A holistic view on media and conversion optimisation

By Stephan van den Bremer

The online media world is changing rapidly. Technology is playing an important role here. Homepage takeovers, video pre-rolls, html banners: all examples of technology innovations of the last couple of years seducing marketers to spend more of their media budget. Data has also changed the digital media landscape, where retargeting was a buzzword three years ago, nowadays it is offered by almost everybody. Real-time bidding, which has existed for a while in paid search, is another innovation that impacted the display media buying, stimulating performance based marketing even more.

With so much media technology available, it is difficult to keep track of it all. That is where digital marketing automation comes in, to optimise channels automatically. Sometimes it seems like marketers forget that the ROI of media spend largely depends on what happens on the site as well. When you experience more and more difficulties getting additional traffic to the site below a certain Cost Per Acquisition (CPA), the logical conclusion should be to focus on conversion optimisation now and allocate budget accordingly.

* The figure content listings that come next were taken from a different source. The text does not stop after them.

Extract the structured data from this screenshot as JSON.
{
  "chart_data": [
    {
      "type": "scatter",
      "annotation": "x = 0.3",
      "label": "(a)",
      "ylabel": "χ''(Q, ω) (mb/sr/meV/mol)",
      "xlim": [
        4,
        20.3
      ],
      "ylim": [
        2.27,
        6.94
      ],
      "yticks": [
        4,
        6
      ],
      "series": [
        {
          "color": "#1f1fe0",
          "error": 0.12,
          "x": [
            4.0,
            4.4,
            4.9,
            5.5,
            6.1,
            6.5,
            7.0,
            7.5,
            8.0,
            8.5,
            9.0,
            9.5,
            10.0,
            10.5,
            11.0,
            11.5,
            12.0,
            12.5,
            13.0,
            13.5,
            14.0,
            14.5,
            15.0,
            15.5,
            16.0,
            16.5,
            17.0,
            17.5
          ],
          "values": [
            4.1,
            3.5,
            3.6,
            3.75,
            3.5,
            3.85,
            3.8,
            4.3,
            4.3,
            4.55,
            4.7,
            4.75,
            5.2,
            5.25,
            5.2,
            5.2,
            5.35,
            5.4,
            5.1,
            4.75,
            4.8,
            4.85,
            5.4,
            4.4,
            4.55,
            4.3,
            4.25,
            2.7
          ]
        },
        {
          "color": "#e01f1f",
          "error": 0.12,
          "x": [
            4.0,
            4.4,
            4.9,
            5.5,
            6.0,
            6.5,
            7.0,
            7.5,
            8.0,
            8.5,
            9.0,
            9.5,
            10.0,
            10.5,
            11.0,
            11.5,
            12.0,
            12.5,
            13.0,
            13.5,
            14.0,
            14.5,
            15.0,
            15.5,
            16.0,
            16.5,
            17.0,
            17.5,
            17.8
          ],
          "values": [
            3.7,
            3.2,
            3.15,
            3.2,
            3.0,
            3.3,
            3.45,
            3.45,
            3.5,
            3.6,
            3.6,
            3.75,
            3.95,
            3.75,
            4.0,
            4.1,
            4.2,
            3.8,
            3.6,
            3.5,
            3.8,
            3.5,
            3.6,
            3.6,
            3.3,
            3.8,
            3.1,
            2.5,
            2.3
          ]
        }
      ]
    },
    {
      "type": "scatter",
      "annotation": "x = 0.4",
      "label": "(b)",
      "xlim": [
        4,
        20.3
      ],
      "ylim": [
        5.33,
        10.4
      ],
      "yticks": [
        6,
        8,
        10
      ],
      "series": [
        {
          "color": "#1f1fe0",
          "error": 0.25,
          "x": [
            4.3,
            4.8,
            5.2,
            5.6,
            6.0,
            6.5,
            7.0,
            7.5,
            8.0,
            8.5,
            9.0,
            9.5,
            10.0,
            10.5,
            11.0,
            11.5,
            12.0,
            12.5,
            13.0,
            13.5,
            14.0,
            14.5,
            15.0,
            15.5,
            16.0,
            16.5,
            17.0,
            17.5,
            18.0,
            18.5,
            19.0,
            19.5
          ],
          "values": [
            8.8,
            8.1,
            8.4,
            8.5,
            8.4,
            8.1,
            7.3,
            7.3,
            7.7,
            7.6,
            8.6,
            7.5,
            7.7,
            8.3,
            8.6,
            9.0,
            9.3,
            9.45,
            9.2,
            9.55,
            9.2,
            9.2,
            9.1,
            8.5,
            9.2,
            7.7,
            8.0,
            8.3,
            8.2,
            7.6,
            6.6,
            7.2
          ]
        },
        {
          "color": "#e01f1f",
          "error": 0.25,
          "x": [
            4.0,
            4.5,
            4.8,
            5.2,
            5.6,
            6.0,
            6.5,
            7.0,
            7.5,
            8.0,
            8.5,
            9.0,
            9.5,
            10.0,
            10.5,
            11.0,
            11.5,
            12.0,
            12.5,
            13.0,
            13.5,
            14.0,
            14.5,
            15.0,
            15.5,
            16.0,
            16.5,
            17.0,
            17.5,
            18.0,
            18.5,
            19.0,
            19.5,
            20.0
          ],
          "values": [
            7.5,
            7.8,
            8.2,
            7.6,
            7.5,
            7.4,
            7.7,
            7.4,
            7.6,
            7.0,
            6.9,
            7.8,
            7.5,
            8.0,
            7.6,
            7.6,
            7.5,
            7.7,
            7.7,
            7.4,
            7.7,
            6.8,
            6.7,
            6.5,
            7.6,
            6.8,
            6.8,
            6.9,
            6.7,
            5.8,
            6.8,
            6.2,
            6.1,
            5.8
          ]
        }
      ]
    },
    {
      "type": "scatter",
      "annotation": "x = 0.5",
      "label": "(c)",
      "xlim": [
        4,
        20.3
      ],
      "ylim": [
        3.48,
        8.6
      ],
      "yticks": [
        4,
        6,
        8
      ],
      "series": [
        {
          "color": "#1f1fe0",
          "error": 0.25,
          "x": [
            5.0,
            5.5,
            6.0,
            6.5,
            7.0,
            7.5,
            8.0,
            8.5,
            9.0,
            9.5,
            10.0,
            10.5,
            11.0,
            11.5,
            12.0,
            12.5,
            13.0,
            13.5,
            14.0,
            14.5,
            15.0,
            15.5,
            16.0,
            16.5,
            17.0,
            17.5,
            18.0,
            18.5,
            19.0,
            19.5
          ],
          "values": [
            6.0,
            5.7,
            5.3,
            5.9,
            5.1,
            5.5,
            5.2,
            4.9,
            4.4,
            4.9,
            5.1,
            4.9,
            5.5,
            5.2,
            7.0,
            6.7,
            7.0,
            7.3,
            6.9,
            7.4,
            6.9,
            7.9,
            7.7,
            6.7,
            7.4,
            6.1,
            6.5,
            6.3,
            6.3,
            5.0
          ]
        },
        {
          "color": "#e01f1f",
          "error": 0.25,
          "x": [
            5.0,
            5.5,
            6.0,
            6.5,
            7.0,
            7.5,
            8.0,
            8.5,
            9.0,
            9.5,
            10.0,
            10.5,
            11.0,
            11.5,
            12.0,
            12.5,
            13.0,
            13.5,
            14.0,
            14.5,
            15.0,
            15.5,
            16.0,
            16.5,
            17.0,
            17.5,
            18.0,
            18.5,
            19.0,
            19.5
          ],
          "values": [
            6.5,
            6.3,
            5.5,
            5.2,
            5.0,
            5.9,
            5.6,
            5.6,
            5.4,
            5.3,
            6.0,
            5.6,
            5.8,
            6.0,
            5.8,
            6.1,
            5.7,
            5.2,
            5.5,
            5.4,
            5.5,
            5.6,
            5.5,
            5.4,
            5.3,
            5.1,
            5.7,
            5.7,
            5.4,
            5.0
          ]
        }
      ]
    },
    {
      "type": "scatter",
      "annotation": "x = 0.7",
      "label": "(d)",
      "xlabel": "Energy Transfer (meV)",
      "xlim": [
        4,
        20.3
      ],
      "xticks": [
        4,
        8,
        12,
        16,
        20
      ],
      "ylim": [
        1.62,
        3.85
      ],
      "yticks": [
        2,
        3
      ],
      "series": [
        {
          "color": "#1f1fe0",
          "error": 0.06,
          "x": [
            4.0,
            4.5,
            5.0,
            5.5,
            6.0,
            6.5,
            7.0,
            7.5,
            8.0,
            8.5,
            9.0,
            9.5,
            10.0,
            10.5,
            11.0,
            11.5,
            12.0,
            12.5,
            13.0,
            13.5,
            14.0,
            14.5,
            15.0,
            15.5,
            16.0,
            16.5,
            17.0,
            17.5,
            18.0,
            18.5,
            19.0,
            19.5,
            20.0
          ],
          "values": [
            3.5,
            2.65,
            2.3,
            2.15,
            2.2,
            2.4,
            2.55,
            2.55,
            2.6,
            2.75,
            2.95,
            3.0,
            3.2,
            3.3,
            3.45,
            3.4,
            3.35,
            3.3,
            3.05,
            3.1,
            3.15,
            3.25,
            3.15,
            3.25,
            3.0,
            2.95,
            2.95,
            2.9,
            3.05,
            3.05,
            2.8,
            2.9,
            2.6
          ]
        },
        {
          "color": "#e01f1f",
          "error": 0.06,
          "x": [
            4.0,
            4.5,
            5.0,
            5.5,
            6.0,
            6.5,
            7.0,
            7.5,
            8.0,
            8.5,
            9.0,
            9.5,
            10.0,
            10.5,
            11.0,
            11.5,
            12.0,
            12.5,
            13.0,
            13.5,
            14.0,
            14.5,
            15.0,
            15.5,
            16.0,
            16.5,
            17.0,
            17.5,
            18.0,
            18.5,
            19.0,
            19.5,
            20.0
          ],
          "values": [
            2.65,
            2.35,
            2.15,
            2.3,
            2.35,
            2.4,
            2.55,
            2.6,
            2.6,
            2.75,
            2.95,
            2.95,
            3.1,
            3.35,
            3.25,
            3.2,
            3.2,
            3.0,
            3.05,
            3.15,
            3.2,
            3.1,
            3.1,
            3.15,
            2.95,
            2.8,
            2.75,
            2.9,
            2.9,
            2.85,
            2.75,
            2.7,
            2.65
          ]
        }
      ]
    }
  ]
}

This principle is exactly what we learned in school under Gossen’s First Law, named after the German economist Hermann Gossen. Very basically described, it means that every additional euro spent adds less value than the previous one. For example, the first media euro that you spend will bring ten new visitors to your website, where the second euro perhaps will generate nine additional visitors. The hundredth euro may only deliver one extra visitor. That last additional visitor cost 1 euro, whereas the first visitor cost just 0.10 euro. Alternatively, that euro could also have been spent on conversion optimisation (optimising forms, order pages, pro-active engagements, content personalisation, etc.). If, for example, this investment improved the conversion rate from 10% to 11%, that would have been the equivalent of one incremental sale based on 100 visitors. This would result in an ROI that is ten times higher than spending that euro on media.

Of course, for automated conversion optimisation this principle is valid as well. The ROI of every additional euro will decline as more money is spent. But there is an additional effect: an increase in conversion rate will bring the CPA of media down as well, which perhaps, in turn, makes it viable again to raise media spend. An effective automation system will consider this when optimising.

My point is not to prefer conversion optimisation above trafficking, but to take a holistic view as a marketer. Putting media and conversion optimisation in silos will lead to a sub-optimal allocation of marketing budget. To start with, there should be one budget, one responsibility and one integrated, automated technology. Each company will discover which starting point works best, whether it is on the media side or conversion side.